Molecular dynamics simulation and experimental research on the oxidation reaction of methyl linoleate at low oxygen and high temperature

The pyrolysis and low-oxygen high-temperature oxidation process of methyl linoleate containing two unsaturated double bonds were analyzed by kinetic analysis, density functional theory calculation and ReaxFF-MD considering it as a substitute for biodiesel. The combined system of TG-FTIR-MS was used to analyze the escape characteristics of multi-component gas product during the pyrolysis as well as high-temperature oxidation of methyl linoleate under low-oxygen. The ReaxFF-MD molecular dynamics method was used to analyze the effect of initial reaction path of the thermal decomposition of methyl linoleate and the oxygen content on the oxidation reaction products. The results show that the pyrolysis of methyl linoleate has reaction activation energy of 58.2 kJ/mol, while, for the high-temperature oxidation process under low oxygen, it is 58.79 kJ/mol. The main gaseous products are CO2, CH4, CO/C2H4, H2O and products containing C-H, C-O, C=O and other functional groups. Through DFT calculations and ReaxFF-MD, we found that breaking of C-O bond leading to the formation of smaller CH3 radical and decarboxylation to form CO2 constitute the initiation mechanism for the pyrolysis of methyl linoleate pyrolysis and high-temperature oxidation in presence of low oxygen. The double bond of methyl linoleate is prone to generate C7H10 intermediates with higher carbon content during the pyrolysis process.
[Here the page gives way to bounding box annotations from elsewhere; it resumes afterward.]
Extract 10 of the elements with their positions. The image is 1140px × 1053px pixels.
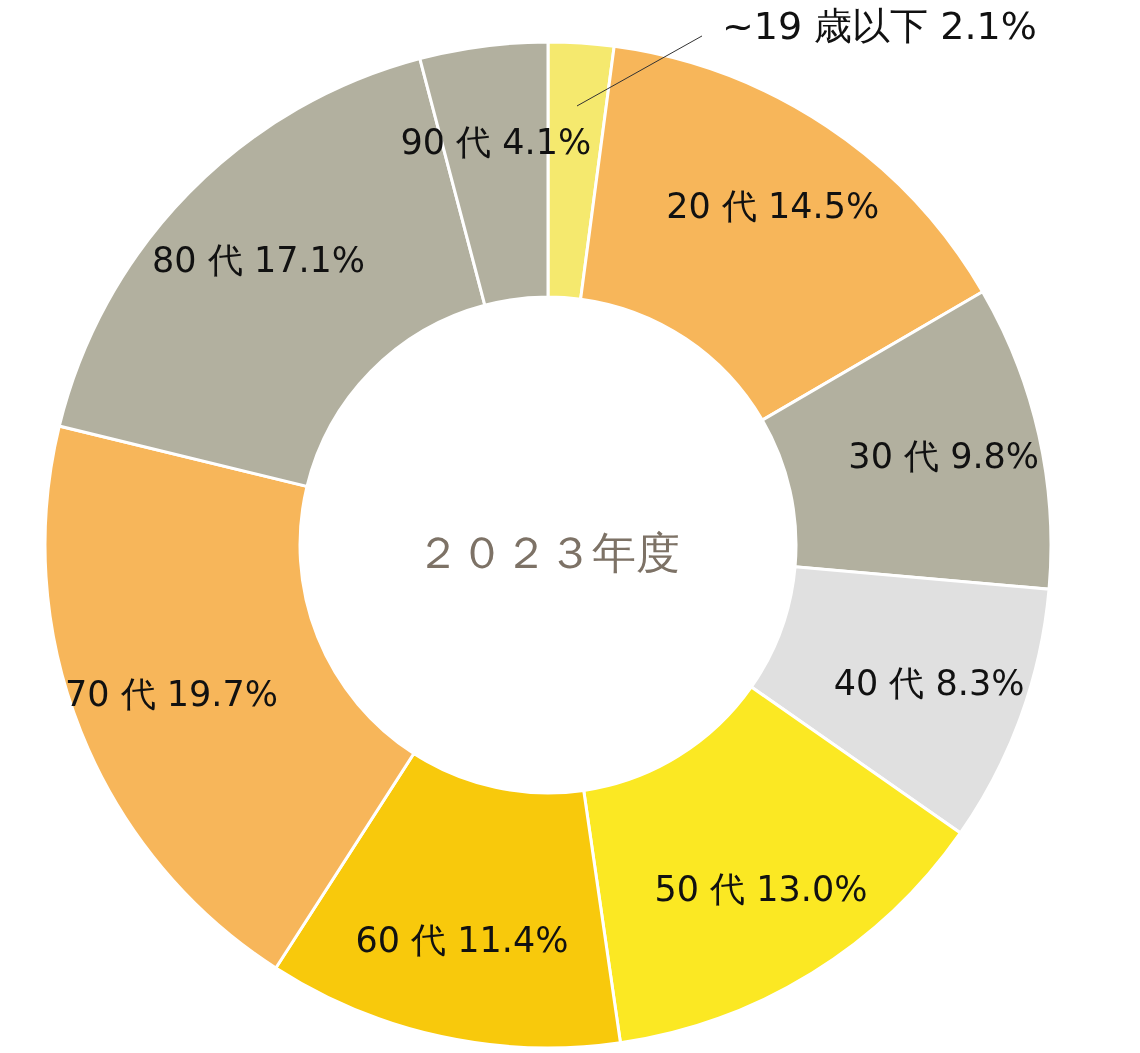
slice-label: 40 代 8.3% bbox=[833, 662, 1025, 703]
slice-label: 50 代 13.0% bbox=[654, 869, 868, 910]
slice-label: 90 代 4.1% bbox=[400, 121, 592, 162]
text: ２０２３年度 bbox=[416, 527, 680, 578]
slice-label: 30 代 9.8% bbox=[848, 435, 1040, 476]
slice-label: 70 代 19.7% bbox=[64, 674, 278, 715]
slice-label: 20 代 14.5% bbox=[666, 186, 880, 227]
slice-label: 60 代 11.4% bbox=[355, 920, 569, 961]
slice-label: ~19 歳以下 2.1% bbox=[722, 3, 1037, 48]
slice-label: 80 代 17.1% bbox=[152, 239, 366, 280]
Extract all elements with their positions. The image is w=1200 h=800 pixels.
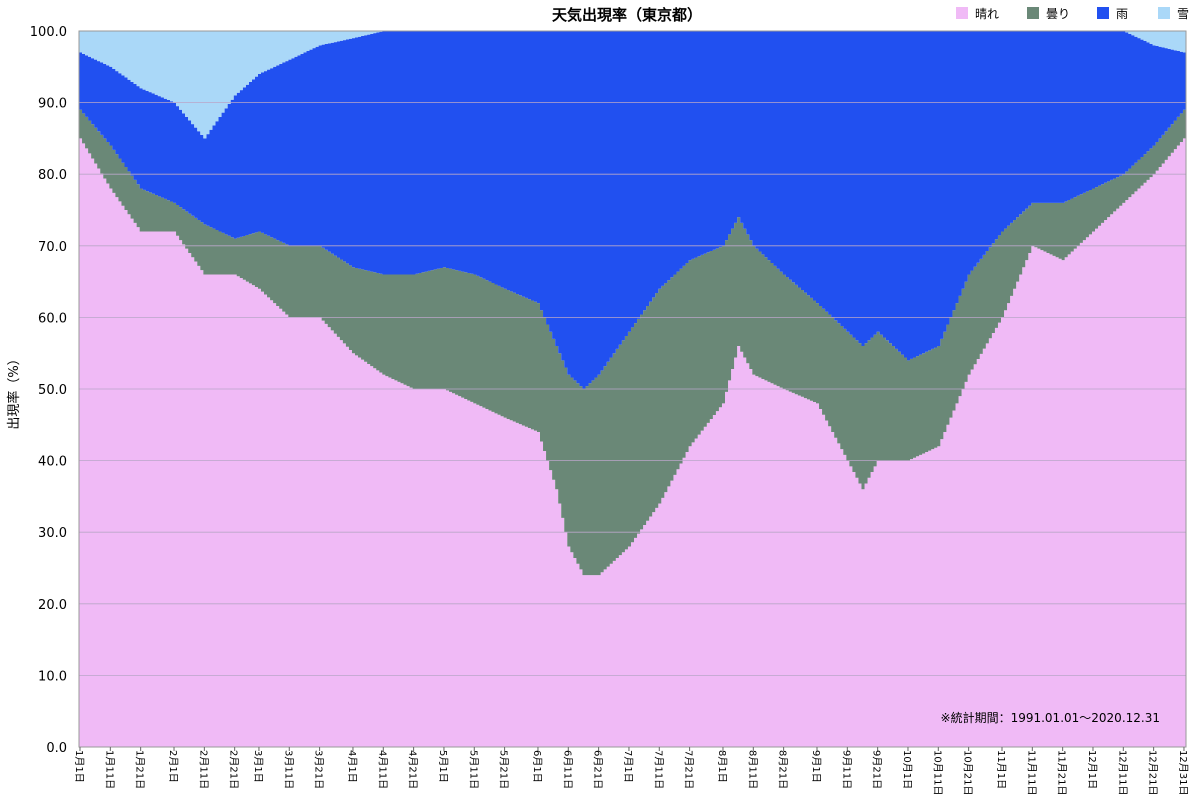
- x-tick-label: 9月1日: [810, 750, 822, 783]
- series-area-sunny: [79, 138, 1186, 747]
- x-tick-label: 7月1日: [622, 750, 634, 783]
- x-tick-label: 10月21日: [962, 750, 974, 795]
- series-area-rain: [79, 31, 1186, 389]
- x-tick-label: 12月11日: [1116, 750, 1128, 795]
- legend-swatch: [1097, 7, 1109, 19]
- x-tick-label: 3月1日: [252, 750, 264, 783]
- series-area-snow: [79, 31, 1186, 139]
- x-tick-label: 10月11日: [931, 750, 943, 795]
- x-tick-label: 9月21日: [871, 750, 883, 789]
- y-tick-label: 50.0: [38, 383, 67, 398]
- plot-frame: [78, 30, 1187, 748]
- x-tick-label: 7月11日: [652, 750, 664, 789]
- x-tick-label: 1月21日: [134, 750, 146, 789]
- y-axis-label: 出現率（%）: [6, 352, 22, 429]
- y-axis: 0.0 10.0 20.0 30.0 40.0 50.0 60.0 70.0 80.0 90.0 1…: [30, 25, 67, 756]
- legend-swatch: [1027, 7, 1039, 19]
- y-tick-label: 30.0: [38, 526, 67, 541]
- legend-label: 雪: [1177, 7, 1189, 21]
- legend: 晴れ 曇り 雨 雪: [956, 7, 1189, 21]
- y-tick-label: 0.0: [46, 741, 67, 756]
- legend-label: 晴れ: [975, 7, 999, 21]
- x-tick-label: 6月11日: [561, 750, 573, 789]
- x-tick-label: 8月11日: [746, 750, 758, 789]
- series-area-cloudy: [79, 109, 1186, 576]
- y-tick-label: 80.0: [38, 168, 67, 183]
- x-tick-label: 8月21日: [777, 750, 789, 789]
- x-tick-label: 8月1日: [716, 750, 728, 783]
- x-tick-label: 12月1日: [1086, 750, 1098, 789]
- legend-label: 曇り: [1046, 7, 1070, 21]
- y-tick-label: 60.0: [38, 311, 67, 326]
- x-tick-label: 5月11日: [467, 750, 479, 789]
- x-tick-label: 6月21日: [592, 750, 604, 789]
- x-axis: 1月1日 1月11日 1月21日 2月1日 2月11日 2月21日 3月1日 3月11日 3月2…: [73, 747, 1189, 795]
- x-tick-label: 2月21日: [228, 750, 240, 789]
- period-note: ※統計期間：1991.01.01〜2020.12.31: [941, 710, 1160, 725]
- legend-label: 雨: [1116, 7, 1128, 21]
- x-tick-label: 11月21日: [1056, 750, 1068, 795]
- x-tick-label: 1月1日: [73, 750, 85, 783]
- x-tick-label: 11月11日: [1025, 750, 1037, 795]
- x-tick-label: 11月1日: [995, 750, 1007, 789]
- y-tick-label: 70.0: [38, 240, 67, 255]
- y-tick-label: 40.0: [38, 455, 67, 470]
- legend-swatch: [956, 7, 968, 19]
- x-tick-label: 4月1日: [346, 750, 358, 783]
- x-tick-label: 5月1日: [437, 750, 449, 783]
- legend-swatch: [1158, 7, 1170, 19]
- x-tick-label: 4月21日: [407, 750, 419, 789]
- y-tick-label: 10.0: [38, 669, 67, 684]
- x-tick-label: 7月21日: [683, 750, 695, 789]
- y-tick-label: 20.0: [38, 598, 67, 613]
- x-tick-label: 2月1日: [167, 750, 179, 783]
- x-tick-label: 10月1日: [901, 750, 913, 789]
- x-tick-label: 2月11日: [197, 750, 209, 789]
- chart-title: 天気出現率（東京都）: [552, 6, 702, 24]
- x-tick-label: 3月21日: [313, 750, 325, 789]
- x-tick-label: 1月11日: [103, 750, 115, 789]
- y-tick-label: 90.0: [38, 97, 67, 112]
- x-tick-label: 9月11日: [840, 750, 852, 789]
- x-tick-label: 12月21日: [1147, 750, 1159, 795]
- x-tick-label: 6月1日: [531, 750, 543, 783]
- grid-lines: [78, 30, 1187, 748]
- y-tick-label: 100.0: [30, 25, 67, 40]
- x-tick-label: 3月11日: [282, 750, 294, 789]
- x-tick-label: 5月21日: [498, 750, 510, 789]
- x-tick-label: 4月11日: [376, 750, 388, 789]
- x-tick-label: 12月31日: [1177, 750, 1189, 795]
At the same time, through simulation, we found that oxygen and fuel are mixed as soon as possible at the beginning of the combustion of methyl linoleate which helps to reduce the production of C-2 products from the pyrolysis of methyl linoleate.

Automated summary

The pyrolysis and high-temperature oxidation process of methyl linoleate were analyzed in this study, revealing the reaction mechanisms and product compositions, which provides theoretical support for the research on biodiesel.